In un mondo in cui la popolazione è in continua crescita e i cambiamenti climatici ci chiedono di modificare le nostre abitudini, la bioeconomia può essere un modello di produzione che rispetta gli ecosistemi e aiuta a contrastare i cambiamenti climatici. Ce ne parla Giorgio Matteucci, direttore dell’Istituto per la bioeconomia del Cnr
Da sempre la vita dell’uomo si basa sulle risorse provenienti dalla natura; sin dagli albori, quando i nostri antenati, ominidi e poi Homo sapiens, erano cacciatori-raccoglitori e prelevavano ciò che la natura metteva a disposizione, ma anche successivamente, quando abbiamo creato agricoltura e allevamento. Da sempre, inoltre, abbiamo usato le risorse naturali per riscaldarci e aiutarci nel produrre manufatti e trasformare materiali.
Quando, con la nascita delle comunità, si è passati da un modello di sussistenza a veri e propri sistemi di produzione organizzati, via via più complessi e diffusi, le risorse prodotte nelle zone rurali hanno cominciato a dover essere trasportate nelle città, anche molto lontano dai luoghi di produzione. Stavamo già facendo bioeconomia, pur senza averne ancora piena consapevolezza. “Come definizione, la bioeconomia copre tutti i settori e i sistemi che si basano su risorse biologiche: animali, piante, microrganismi e biomassa derivata, tra cui i rifiuti organici, unitamente alle loro funzioni e principi”, spiega Giorgio Matteucci, direttore dell’Istituto per la bioeconomia (Ibe) del Cnr. “La bioeconomia include e collega diversi aspetti: gli ecosistemi terrestri e marini e i servizi che essi forniscono; tutti i settori di produzione primaria che utilizzano e producono risorse biologiche, ovvero agricoltura, selvicoltura, pesca e acquacoltura; infine, tutti i settori economici e industriali che utilizzano risorse e processi biologici per produrre alimenti, mangimi, prodotti bio-based, energia e servizi”.

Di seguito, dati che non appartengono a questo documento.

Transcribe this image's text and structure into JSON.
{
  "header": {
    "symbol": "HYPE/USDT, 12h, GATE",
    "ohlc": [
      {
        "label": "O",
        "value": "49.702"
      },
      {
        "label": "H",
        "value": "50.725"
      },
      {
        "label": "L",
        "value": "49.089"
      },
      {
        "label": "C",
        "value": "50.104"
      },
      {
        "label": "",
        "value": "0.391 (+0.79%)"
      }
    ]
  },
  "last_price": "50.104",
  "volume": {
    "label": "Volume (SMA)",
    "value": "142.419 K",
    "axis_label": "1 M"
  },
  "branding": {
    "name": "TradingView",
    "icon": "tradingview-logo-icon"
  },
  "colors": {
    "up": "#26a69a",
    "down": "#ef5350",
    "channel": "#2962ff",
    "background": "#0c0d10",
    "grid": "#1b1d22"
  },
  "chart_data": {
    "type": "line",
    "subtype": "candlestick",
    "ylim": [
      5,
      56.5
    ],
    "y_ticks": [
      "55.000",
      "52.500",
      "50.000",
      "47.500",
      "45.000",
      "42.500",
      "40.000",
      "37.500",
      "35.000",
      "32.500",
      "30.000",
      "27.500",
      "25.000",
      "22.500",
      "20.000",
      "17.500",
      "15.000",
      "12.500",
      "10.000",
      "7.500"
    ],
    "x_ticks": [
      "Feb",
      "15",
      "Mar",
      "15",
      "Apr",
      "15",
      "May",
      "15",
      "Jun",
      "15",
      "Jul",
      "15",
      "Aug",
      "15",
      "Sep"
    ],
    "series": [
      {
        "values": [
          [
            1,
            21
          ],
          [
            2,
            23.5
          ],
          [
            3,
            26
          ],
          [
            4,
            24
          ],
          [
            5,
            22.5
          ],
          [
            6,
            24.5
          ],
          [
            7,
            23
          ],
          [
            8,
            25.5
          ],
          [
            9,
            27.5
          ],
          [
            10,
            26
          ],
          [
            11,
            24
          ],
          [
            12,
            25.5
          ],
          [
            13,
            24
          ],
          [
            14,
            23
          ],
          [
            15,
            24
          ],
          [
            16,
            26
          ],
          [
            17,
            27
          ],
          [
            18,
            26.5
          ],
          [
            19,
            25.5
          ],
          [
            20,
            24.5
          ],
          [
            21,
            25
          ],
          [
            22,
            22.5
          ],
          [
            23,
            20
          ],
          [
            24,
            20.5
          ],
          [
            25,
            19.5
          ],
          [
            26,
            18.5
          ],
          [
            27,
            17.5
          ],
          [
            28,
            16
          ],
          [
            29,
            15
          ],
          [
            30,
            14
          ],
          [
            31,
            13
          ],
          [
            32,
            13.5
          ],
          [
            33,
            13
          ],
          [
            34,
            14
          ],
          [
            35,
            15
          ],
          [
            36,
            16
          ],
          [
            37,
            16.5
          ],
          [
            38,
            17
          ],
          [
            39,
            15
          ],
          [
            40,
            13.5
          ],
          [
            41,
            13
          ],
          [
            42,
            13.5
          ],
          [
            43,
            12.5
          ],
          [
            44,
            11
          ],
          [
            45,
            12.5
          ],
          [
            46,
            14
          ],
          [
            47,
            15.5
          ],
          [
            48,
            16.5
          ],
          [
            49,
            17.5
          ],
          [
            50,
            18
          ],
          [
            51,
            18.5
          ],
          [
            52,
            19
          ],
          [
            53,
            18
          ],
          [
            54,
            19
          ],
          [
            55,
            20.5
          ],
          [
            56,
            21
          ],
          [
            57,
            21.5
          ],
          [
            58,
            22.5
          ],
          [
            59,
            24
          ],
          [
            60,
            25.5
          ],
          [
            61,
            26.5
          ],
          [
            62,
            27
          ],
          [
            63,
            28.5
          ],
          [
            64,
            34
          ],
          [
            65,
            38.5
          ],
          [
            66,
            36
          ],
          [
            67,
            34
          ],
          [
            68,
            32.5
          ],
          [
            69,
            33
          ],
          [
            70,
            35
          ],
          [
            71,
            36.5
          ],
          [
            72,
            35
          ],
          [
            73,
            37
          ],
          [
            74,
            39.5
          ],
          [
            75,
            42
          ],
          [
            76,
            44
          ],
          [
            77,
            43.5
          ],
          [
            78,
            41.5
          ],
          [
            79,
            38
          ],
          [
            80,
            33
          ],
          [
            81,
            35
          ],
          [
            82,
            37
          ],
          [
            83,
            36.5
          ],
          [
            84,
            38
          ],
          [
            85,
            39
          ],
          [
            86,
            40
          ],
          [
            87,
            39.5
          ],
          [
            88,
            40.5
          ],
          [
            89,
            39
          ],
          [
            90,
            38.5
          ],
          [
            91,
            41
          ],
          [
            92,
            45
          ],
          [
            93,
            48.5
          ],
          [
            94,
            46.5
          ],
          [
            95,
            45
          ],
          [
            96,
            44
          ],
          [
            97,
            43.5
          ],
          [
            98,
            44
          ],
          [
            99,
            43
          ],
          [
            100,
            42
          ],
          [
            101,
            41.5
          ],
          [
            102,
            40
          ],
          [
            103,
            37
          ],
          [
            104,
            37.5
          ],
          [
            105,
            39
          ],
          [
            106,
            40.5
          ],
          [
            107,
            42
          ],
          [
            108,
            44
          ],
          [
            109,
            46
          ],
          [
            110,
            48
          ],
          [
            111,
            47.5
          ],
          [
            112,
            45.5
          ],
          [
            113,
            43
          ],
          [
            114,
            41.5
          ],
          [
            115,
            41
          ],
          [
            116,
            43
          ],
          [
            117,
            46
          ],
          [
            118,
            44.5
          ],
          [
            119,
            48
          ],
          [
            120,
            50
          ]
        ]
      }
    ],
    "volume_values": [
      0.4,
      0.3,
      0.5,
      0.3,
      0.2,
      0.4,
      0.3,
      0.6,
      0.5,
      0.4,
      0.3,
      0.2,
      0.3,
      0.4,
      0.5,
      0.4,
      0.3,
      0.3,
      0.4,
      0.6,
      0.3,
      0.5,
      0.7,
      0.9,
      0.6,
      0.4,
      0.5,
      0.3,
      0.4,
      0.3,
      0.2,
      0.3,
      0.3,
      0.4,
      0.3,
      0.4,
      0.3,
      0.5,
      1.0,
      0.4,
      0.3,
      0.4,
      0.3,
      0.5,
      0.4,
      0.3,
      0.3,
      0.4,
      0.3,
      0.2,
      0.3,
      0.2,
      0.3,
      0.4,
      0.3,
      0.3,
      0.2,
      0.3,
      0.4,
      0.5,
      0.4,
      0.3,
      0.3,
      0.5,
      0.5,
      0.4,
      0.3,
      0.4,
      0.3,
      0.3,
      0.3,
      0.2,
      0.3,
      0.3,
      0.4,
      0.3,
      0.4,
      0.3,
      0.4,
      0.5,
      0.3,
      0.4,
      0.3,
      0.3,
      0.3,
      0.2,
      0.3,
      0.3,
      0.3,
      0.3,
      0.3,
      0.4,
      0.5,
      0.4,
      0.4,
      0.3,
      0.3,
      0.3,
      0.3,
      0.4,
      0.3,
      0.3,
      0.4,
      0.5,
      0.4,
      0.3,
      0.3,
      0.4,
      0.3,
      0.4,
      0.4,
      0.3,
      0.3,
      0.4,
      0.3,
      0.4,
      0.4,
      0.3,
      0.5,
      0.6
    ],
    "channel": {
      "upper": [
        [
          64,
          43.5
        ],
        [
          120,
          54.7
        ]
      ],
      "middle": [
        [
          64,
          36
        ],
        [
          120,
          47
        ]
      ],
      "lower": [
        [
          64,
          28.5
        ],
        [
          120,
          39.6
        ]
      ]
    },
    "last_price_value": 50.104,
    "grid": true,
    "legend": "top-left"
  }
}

Parliamo quindi di tutto ciò che, di base, proviene dalla natura, ma che l’uomo nel tempo ha organizzato in sistemi produttivi più efficienti quali, ad esempio, l’agricoltura e l’acquacoltura moderne o la produzione di legno, con le piantagioni forestali. Oggi possiamo inoltre includere nella bioeconomia anche le innovazioni della cosiddetta “chimica verde”, che si basa su risorse naturali, spesso di scarto o secondarie, per realizzare composti che hanno spesso anche minor impatto ambientale rispetto a quelli di sintesi. “L’uomo ha imparato nel tempo a produrre in un modo che rispetta maggiormente la natura. La bioeconomia, che si basa quasi totalmente su risorse biologiche rinnovabili e naturali, deve puntare alla maggiore sostenibilità possibile, per non compromettere gli ecosistemi terrestri e marini. Oltre che fornirci prodotti per la nostra vita, la bioeconomia può inoltre fare molto per l’attuale situazione di crisi climatica”, prosegueil direttore del Cnr-Ibe. “Da un lato permette di realizzare sistemi produttivi primari più sostenibili, che riducono via via l’uso di combustibili fossili, fondamentali per diminuire le nostre emissioni di gas climalteranti e contribuire alla mitigazione del cambiamento climatico. Dall’altro, ci aiuta a ridurre gli sprechi e gli impatti sull’ambiente e sulle risorse naturali dei nostri sistemi di produzione di beni primari, un aspetto tanto più urgente di fronte alla sfida di nutrire una popolazione mondiale in continua crescita”.
Si tratta insomma di produrre di più ma meglio, con minor uso delle risorse fossili, puntando anche alla circolarità, in cui scarti o sottoprodotti vengono utilizzati e non sprecati. Rispetto alle produzioni primarie, l’Unione Europea punta al cosiddetto Net Zero (emissioni nette zero) per il settore entro il 2050: le emissioni di gas serra generate dalle attività agricole, dalla gestione forestale e dall’uso delle risorse marine dovranno essere totalmente riassorbite attraverso apposite misure, anziché liberate in atmosfera.
“Non saremmo nulla né potremmo fare nulla senza le risorse provenienti dalla natura, pur in sistemi di bioeconomia moderna. Oggi, però, deve crescere la consapevolezza che tutto questo deve essere fatto tenendo insieme produzione efficiente e protezione dell’ambiente, puntando alla intensificazione sostenibile delle produzioni, riducendo al contempo gli impatti su territorio e biodiversità”, conclude Matteucci.